The wind shifted and blew the gazebo screen door open. Jasper had avoided it because going in probably would induce an all-out breakdown. Definitely would. The tiny building had been their temple. His mom had written all her books there, Jasper curled up on the squeaky couch near her desk, lost in some fantasy book that was way better than his real life.
Jasper walked across the yard and stepped inside. He sat in her worn chair and ran his fingers over the writing desk. He could easily have gotten eight hundred for it, but the thought had never even crossed his mind. He opened the drawer and found a copy of her first novel. The heroine died at the end; he’d always hated that.
Underneath the book was an envelope. To Jasper, Happy Birthday.
He swallowed. She’d died a week before his seventeenth birthday. This was a message from the grave.
My dearest son,
r /> You will not always be a young man. A day is coming when you will be asked to act much older than you are, and I want you to be ready. Do not shy away from difficult tasks, for anything worth doing in this life will be difficult; do not give in to your emotions, lest they lead you astray. Do not fear the unknown, but make it known.
Above all, remember who you are: my son.
All my love,
Your mother
Jasper reread it three times, then tucked it inside the book and left.
That night, he cried himself to sleep.
CHAPTER THREE
Jasper walked out of his house on Friday, October 5th. He was shaking with nervous excitement. He didn’t have a freaking clue where he was headed—he’d figure it out on the way. Jasper left the house key in the door. Court-assigned guardian Janine Tallison could choke on it.
The Volvo moved slower than normal because he’d stuffed it to the ceiling.

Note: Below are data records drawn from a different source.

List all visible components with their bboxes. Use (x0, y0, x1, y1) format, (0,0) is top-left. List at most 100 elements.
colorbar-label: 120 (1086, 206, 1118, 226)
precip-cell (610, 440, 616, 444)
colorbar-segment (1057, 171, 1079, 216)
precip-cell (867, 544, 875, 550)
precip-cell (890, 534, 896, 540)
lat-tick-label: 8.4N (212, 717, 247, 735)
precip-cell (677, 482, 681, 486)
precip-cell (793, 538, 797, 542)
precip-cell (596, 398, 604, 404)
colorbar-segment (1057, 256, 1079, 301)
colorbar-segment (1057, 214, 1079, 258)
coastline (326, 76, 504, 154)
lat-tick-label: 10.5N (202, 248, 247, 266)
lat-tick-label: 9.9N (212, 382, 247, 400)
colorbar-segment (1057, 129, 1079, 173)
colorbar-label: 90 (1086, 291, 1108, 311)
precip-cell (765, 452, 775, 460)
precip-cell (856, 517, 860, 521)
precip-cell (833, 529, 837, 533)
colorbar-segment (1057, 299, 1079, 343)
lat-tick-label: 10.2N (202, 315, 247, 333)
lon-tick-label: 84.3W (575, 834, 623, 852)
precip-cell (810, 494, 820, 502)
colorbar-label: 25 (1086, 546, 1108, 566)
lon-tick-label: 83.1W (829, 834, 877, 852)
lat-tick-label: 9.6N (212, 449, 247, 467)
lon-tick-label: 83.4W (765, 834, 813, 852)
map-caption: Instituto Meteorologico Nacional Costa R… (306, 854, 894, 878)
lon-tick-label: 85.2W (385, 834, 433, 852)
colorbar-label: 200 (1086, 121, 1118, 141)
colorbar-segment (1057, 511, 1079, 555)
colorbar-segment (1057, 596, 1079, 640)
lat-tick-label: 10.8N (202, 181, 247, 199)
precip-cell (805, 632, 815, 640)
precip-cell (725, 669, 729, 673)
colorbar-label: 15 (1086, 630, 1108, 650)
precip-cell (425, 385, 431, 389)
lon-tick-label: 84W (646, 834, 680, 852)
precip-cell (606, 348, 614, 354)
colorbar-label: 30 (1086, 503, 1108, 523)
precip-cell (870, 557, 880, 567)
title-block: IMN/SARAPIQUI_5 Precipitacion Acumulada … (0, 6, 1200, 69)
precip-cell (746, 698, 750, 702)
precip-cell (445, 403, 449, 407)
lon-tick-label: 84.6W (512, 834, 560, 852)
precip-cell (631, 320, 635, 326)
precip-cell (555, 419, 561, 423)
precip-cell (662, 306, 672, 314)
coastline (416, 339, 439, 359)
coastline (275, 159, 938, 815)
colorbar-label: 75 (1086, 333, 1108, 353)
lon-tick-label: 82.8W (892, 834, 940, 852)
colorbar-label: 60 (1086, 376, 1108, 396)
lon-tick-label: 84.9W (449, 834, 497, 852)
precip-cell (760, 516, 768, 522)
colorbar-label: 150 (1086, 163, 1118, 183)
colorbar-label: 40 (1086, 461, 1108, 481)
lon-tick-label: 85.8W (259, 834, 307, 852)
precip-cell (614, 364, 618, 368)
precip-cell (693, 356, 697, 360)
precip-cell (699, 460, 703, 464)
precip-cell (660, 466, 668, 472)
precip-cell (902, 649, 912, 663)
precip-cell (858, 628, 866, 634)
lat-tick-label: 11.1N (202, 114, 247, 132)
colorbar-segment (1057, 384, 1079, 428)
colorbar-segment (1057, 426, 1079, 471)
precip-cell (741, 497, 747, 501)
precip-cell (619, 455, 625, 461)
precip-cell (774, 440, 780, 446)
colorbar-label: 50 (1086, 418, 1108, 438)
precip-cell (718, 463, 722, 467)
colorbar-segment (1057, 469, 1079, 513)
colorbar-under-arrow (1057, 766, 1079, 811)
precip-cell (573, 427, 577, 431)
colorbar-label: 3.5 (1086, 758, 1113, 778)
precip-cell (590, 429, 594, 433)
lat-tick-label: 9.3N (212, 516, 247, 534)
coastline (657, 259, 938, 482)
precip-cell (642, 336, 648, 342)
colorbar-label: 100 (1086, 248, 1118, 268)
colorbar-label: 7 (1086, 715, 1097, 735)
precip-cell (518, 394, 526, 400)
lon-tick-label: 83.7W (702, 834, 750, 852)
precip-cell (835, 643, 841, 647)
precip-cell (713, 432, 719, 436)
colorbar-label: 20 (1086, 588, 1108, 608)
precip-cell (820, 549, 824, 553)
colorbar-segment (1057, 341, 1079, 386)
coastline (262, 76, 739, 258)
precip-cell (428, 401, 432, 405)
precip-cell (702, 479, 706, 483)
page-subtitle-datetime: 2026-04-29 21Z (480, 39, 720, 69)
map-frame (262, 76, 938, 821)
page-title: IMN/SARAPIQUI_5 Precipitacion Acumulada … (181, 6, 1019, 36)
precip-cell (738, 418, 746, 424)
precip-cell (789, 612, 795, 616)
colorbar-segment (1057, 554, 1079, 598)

People kept honking and passing him, so he turned down a side road that dropped toward the Delaware River. The road got steeper, and he pumped the brake.
Nothing.
He shoved his foot to the floor.
The Volvo went faster.
Jasper’s stomach lurched. He yanked on the emergency brake, and the car slid sideways onto loose gravel. He cut hard to the right and straightened out, still gaining speed. Spotting the T-intersection ahead, he white-knuckled the wheel.
HONNNNNNNK.
He narrowly missed a two-ton gravel truck as the Volvo rocketed through the intersection and caught enough air to sail clear over the guardrail and into the river.
Jasper’s vision splintered as he slammed into the steering wheel. Frigid water spilled in, reaching his waist in seconds. He couldn’t feel his legs.
A morbid peace suffocated him: maybe death was just easier. Was there really anything left for him to live for? Wandering the Northeast until he ran out of money seemed super depressing. He should just surrender. It would be so easy.
The water reached his neck, and he whimpered. He could hold his breath for a while, but why? Better get it over with. He closed his eyes and prepared to inhale, praying the coroner wouldn’t find traces of urine in the car.